ただ追加で表示する際に、ユーザー体験としてプレイヤーが表示されたらすぐに再生が始まるようにしたくて、この場合あらかじめ動画の読み込み状態が再生可能な状態になってから画面に表示する必要がありました。
ビデオの読み込み状態を監視するのはVideoPlayerViewModelというものが管理していて、これが動画プレイヤーごとに複数存在しています。なので無限スクロールが発火してから画面に追加分が表示される条件として、新たに生成される追加5件分のVideoPlayerViewModel全てが再生可能な状態になったということを確認する必要があったというのが今回の前提になります。
Combineを使って監視を行う
VideoPlayerViewModelにはPublisherな値であるisVideoLoadedという動画の読み込み完了を表すフラグが存在します。なのでそれぞれのVideoPlayerViewModelが持つisVideoLoaded全てがtrueになることを監視するというのが今回実装したい内容になります。Combineについての詳細な説明は長くなるので省きますが、簡単にいうと非同期処理におけるデータフローを管理する仕組みのことです。

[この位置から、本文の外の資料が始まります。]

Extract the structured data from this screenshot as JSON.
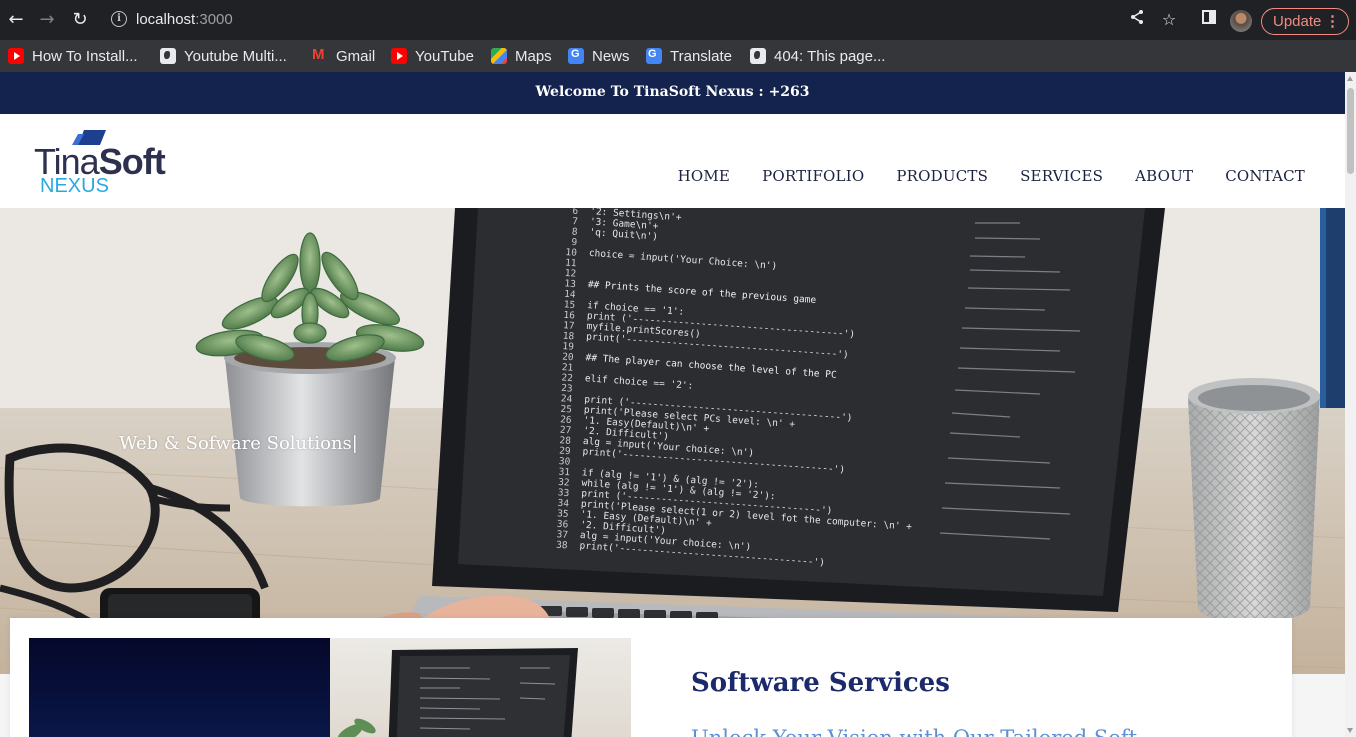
{
  "browser": {
    "url_host": "localhost",
    "url_port": ":3000",
    "update_label": "Update",
    "icons": [
      "back-icon",
      "forward-icon",
      "reload-icon",
      "info-icon",
      "share-icon",
      "star-icon",
      "side-panel-icon",
      "more-icon"
    ]
  },
  "bookmarks": [
    {
      "label": "How To Install...",
      "icon": "youtube-icon"
    },
    {
      "label": "Youtube Multi...",
      "icon": "globe-icon"
    },
    {
      "label": "Gmail",
      "icon": "gmail-icon"
    },
    {
      "label": "YouTube",
      "icon": "youtube-icon"
    },
    {
      "label": "Maps",
      "icon": "maps-icon"
    },
    {
      "label": "News",
      "icon": "news-icon"
    },
    {
      "label": "Translate",
      "icon": "translate-icon"
    },
    {
      "label": "404: This page...",
      "icon": "globe-icon"
    }
  ],
  "site": {
    "welcome": "Welcome To TinaSoft Nexus : +263",
    "logo": {
      "part1": "Tina",
      "part2": "Soft",
      "part3": "NEXUS"
    },
    "nav": [
      "HOME",
      "PORTIFOLIO",
      "PRODUCTS",
      "SERVICES",
      "ABOUT",
      "CONTACT"
    ],
    "hero_tagline": "Web & Sofware Solutions",
    "hero_caret": "|",
    "section": {
      "title": "Software Services",
      "subtitle": "Unlock Your Vision with Our Tailored Soft"
    },
    "colors": {
      "top_bar": "#14224e",
      "nav_text": "#1d2240",
      "section_title": "#1c2a6b",
      "section_subtitle": "#5b8ed6",
      "logo_accent": "#29a9e1"
    }
  },
  "code_lines": [
    {
      "n": "6",
      "t": "'2: Settings\\n'+"
    },
    {
      "n": "7",
      "t": "'3: Game\\n'+"
    },
    {
      "n": "8",
      "t": "'q: Quit\\n')"
    },
    {
      "n": "9",
      "t": ""
    },
    {
      "n": "10",
      "t": "choice = input('Your Choice: \\n')"
    },
    {
      "n": "11",
      "t": ""
    },
    {
      "n": "12",
      "t": ""
    },
    {
      "n": "13",
      "t": "##  Prints the score of the previous game"
    },
    {
      "n": "14",
      "t": ""
    },
    {
      "n": "15",
      "t": "if choice == '1':"
    },
    {
      "n": "16",
      "t": "   print ('-------------------------------------')"
    },
    {
      "n": "17",
      "t": "   myfile.printScores()"
    },
    {
      "n": "18",
      "t": "   print('-------------------------------------')"
    },
    {
      "n": "19",
      "t": ""
    },
    {
      "n": "20",
      "t": "##  The player can choose the level of the PC"
    },
    {
      "n": "21",
      "t": ""
    },
    {
      "n": "22",
      "t": "elif choice == '2':"
    },
    {
      "n": "23",
      "t": ""
    },
    {
      "n": "24",
      "t": "   print ('-------------------------------------')"
    },
    {
      "n": "25",
      "t": "   print('Please select PCs level: \\n' +"
    },
    {
      "n": "26",
      "t": "      '1. Easy(Default)\\n' +"
    },
    {
      "n": "27",
      "t": "      '2. Difficult')"
    },
    {
      "n": "28",
      "t": "   alg = input('Your choice: \\n')"
    },
    {
      "n": "29",
      "t": "   print('-------------------------------------')"
    },
    {
      "n": "30",
      "t": ""
    },
    {
      "n": "31",
      "t": "if (alg != '1') & (alg != '2'):"
    },
    {
      "n": "32",
      "t": "   while (alg != '1') & (alg != '2'):"
    },
    {
      "n": "33",
      "t": "      print ('----------------------------------')"
    },
    {
      "n": "34",
      "t": "      print('Please select(1 or 2) level fot the computer: \\n' +"
    },
    {
      "n": "35",
      "t": "         '1. Easy (Default)\\n' +"
    },
    {
      "n": "36",
      "t": "         '2. Difficult')"
    },
    {
      "n": "37",
      "t": "      alg = input('Your choice: \\n')"
    },
    {
      "n": "38",
      "t": "      print('----------------------------------')"
    }
  ]
}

実際のコードを見ていただけるとイメージしやすいかと思いますので、下記に記載します。
import Combine
import SwiftUI
class FeedVideosLoaderWatcher: ObservableObject {
@Published var allVideosLoaded = false
private var cancellables: Set<AnyCancellable> = []
init(viewModels: [VideoPlayerViewModel]) {
// 全ビデオのロード状態を監視するため、各Publisherの値を1つのストリームとして監視する
let videoLoadPublishers = viewModels.map { $0.$isVideoLoaded }
Publishers.MergeMany(videoLoadPublishers)

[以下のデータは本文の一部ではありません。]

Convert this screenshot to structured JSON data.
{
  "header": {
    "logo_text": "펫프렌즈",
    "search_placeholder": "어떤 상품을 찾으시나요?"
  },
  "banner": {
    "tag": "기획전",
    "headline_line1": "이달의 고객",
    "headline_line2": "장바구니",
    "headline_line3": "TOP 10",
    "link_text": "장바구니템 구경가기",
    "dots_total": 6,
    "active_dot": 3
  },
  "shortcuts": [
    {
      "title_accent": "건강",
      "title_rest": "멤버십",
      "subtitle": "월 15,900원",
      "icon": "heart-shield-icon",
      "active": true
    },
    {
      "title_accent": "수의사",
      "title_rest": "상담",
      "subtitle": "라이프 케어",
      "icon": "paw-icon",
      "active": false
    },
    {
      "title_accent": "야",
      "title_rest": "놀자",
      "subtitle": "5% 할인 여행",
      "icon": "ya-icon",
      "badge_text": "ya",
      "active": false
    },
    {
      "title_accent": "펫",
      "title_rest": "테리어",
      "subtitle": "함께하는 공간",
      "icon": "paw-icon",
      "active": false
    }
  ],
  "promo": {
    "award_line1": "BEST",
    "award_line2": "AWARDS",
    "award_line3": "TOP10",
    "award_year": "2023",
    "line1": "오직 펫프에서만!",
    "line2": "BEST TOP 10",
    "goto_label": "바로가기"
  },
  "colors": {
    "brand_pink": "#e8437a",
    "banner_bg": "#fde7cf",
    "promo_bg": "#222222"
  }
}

.receive(on: RunLoop.main)
// 全てのisVideoLoadedがtrueかどうかをチェックする
.map { _ in viewModels.allSatisfy { $0.isVideoLoaded } }
.sink { [weak self] allLoaded in
if allLoaded {
self?.allVideosLoaded = allLoaded
// 全てのビデオがロードされたタイミングで、全ての購読をキャンセルする
self?.cancellables.forEach { $0.cancel() }
self?.cancellables.removeAll()
}
}
.store(in: &cancellables)
}
}
コードの要点解説
まず監視対象である各viewModelのisVideoLoadedの値をまとめて取得し、Publisherな値としてまとめて配列に詰めます。

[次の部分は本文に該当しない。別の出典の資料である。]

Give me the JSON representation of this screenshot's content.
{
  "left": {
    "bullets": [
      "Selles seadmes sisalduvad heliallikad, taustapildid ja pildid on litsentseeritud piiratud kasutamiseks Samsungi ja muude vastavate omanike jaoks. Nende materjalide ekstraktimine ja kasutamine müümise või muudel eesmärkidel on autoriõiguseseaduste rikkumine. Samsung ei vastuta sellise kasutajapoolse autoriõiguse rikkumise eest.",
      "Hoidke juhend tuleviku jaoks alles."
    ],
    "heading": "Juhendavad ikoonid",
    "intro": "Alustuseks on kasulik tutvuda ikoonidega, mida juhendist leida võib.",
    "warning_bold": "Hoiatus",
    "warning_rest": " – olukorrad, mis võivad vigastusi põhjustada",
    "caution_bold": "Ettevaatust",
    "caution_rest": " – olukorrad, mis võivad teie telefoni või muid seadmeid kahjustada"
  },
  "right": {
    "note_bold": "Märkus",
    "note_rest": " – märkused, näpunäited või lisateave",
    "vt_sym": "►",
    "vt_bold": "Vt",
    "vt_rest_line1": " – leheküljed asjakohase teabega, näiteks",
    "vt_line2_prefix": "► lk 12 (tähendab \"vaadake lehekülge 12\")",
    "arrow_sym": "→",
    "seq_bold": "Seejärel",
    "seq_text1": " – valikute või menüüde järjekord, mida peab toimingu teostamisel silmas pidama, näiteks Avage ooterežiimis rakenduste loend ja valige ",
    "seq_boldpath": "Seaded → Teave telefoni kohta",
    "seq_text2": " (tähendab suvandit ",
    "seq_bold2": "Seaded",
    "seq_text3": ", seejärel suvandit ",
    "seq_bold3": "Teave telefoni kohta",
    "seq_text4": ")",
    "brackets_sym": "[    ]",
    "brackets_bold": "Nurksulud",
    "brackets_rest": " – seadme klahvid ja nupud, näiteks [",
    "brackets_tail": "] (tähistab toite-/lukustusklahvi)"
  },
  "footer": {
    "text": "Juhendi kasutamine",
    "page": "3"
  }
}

let isLoadedPublishers = viewModels.map { $0.$isVideoLoaded }
上記で取得した複数のPublisherな値を1つのPublisherとして管理するようにします。こうすることで全ビデオのロード状態を一つのストリームで管理することができるようになり、sinkで購読する箇所が1つにまとまるので、購読管理が簡素化され、リソースの使用が最適化されます。
Publishers.MergeMany(isLoadedPublishers)
// 下記のようにも書けるが、個別に購読することになり最適化されているとは言えず、コードも冗長になっている
for viewModel in viewModels {
viewModel.$isVideoLoaded
.sink { [weak self] isLoaded in
}
ここでは購読対象いずれかのisVideoLoadedが更新される => map内のallSatisfyがトリガーされ、全viewModelのisVideoLoadedがtrueかをチェック => その結果をsinkで受け取るような流れになっています。これにより最終的には全てのロードが完了したタイミングでallLoadedにはtrueが入ることになります。
.map { _ in viewModels.allSatisfy { $0.isVideoLoaded } }
.sink { [weak self] allLoaded in
最後に全viewModelのisVideoLoadedがtrueであることを確認できたら、全ての購読イベントをキャンセルしてリソースを解放します。
if allLoaded {
// 全てのビデオがロードされた場合、全ての購読をキャンセル
self?.cancellables.forEach { $0.cancel() }
self?.cancellables.removeAll()
}
}
終わりに
以上がCombineを使用した、複数のPublisherな値の変更を監視するやり方になります。実装方法は色々ありそうで、最適解を探していった結果今回のような実装になりました。もし上記以外で望ましいやり方がありましたら、ぜひコメント頂けますと有り難いです!